Esta pesquisa está fundamentada em entrevistas realizadas com doze informantes que moraram ou frequentaram o bairro de Copacabana durante o período. Eles foram ouvidos pessoalmente, em suas casas, com exceção de um deles, que teve sua entrevista realizada em seu local de trabalho. As entrevistas não seguiram um roteiro rígido e tiveram inspiração etnográfica, de forma que nossa principal estratégia era criar um ambiente de escuta dos idosos, em um esforço de empatia e observação detalhada e aprofundada (Velho, 1978 ). As perguntas giraram em torno das suas vidas em Copacabana, incluindo afetos, sociabilidade, hábitos de lazer, compras e bens adquiridos, lembranças de lojas e anúncios do período, detalhes do cotidiano pessoal e familiar. A ideia foi descobrir significados e representações atribuídos ao bairro pelos informantes, enxergando o mundo segundo o seu ponto de vista (Geertz, 2019 ). O estudo, então, se concentra na investigação e interpretação de práticas e discursos percebidos nestes encontros com os idosos.

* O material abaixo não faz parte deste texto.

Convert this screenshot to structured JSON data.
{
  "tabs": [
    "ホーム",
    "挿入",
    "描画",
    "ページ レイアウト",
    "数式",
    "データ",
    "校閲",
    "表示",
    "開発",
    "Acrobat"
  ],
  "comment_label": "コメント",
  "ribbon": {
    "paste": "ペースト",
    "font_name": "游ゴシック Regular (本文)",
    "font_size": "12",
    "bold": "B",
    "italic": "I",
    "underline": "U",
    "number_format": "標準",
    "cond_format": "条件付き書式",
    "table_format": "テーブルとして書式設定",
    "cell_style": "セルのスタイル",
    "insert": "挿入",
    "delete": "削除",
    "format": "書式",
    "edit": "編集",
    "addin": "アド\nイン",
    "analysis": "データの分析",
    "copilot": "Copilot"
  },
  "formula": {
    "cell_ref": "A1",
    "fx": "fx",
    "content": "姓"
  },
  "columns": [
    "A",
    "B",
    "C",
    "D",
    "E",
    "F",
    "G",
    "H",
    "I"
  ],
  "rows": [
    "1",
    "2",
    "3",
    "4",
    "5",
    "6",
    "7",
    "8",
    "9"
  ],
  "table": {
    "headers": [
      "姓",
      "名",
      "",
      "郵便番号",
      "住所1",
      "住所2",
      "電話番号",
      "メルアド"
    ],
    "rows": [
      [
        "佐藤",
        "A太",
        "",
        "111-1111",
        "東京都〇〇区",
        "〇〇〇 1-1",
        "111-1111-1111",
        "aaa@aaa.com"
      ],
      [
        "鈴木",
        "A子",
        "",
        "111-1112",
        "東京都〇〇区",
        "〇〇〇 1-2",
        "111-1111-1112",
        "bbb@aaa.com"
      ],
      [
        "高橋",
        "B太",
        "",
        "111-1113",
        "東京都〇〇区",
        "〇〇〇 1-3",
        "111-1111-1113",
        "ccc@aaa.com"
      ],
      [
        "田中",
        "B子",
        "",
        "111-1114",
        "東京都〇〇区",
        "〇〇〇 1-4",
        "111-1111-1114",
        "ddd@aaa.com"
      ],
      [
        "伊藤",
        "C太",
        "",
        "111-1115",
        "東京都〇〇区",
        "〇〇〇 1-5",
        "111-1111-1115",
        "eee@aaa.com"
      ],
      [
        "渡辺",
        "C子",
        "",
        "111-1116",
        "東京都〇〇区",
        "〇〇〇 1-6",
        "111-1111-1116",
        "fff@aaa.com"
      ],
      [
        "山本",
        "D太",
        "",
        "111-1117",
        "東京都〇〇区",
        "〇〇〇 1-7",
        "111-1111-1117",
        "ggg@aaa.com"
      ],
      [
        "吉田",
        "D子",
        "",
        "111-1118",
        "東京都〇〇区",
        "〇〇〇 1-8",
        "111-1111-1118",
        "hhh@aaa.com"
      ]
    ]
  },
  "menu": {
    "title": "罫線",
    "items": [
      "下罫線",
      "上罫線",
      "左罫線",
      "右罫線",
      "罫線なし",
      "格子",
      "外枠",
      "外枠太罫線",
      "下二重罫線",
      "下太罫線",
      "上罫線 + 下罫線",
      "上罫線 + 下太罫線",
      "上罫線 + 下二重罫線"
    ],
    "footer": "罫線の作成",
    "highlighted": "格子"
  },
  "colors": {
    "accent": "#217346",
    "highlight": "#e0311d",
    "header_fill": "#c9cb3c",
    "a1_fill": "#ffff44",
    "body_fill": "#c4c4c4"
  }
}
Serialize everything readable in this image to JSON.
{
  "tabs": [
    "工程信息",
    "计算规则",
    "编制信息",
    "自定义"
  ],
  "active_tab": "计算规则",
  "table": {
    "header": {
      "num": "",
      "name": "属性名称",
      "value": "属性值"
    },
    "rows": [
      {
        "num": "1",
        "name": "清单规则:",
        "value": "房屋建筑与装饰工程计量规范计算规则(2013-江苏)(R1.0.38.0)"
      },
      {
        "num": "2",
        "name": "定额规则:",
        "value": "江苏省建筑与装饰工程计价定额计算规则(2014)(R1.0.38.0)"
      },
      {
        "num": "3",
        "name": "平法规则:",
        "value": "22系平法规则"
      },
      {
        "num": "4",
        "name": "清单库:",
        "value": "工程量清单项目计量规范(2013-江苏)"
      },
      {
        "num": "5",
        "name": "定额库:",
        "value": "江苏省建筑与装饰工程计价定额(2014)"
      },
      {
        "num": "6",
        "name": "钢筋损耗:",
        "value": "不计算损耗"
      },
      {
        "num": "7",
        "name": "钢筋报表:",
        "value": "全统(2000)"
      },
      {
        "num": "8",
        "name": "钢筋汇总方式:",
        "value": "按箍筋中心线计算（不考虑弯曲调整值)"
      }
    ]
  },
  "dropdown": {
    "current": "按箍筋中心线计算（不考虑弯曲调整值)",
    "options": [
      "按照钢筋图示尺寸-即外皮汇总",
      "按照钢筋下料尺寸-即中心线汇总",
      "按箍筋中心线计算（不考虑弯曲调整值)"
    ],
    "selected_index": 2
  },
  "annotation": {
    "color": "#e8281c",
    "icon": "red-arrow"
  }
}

Os entrevistados – que serão referenciados por nomes fictícios para manter sua identidade preservada – foram selecionados por indicações iniciais e, a partir delas, eles mesmos sugeriram os demais. O objetivo foi realizar uma pesquisa na qual fosse possível reunir e associar os informantes de acordo com o recorte de tempo escolhido para o estudo e que permitisse identificar um determinado ponto no qual as narrativas atingissem um grau significativo de redundância. Essa seleção de informantes é chamada de Snowball (Heckathorn, 1997 ; Handcock & Gile 2011 ) e é adequada aos estudos que tratam de temas sensíveis e assuntos privados como experiências de juventude, vida afetiva e condição econômica. Assim, os entrevistados se tornaram laços em uma rede que crescia a cada indicação, permitindo reconhecer as representações mais evidentes e as ideias que circulam como consenso no imaginário do grupo.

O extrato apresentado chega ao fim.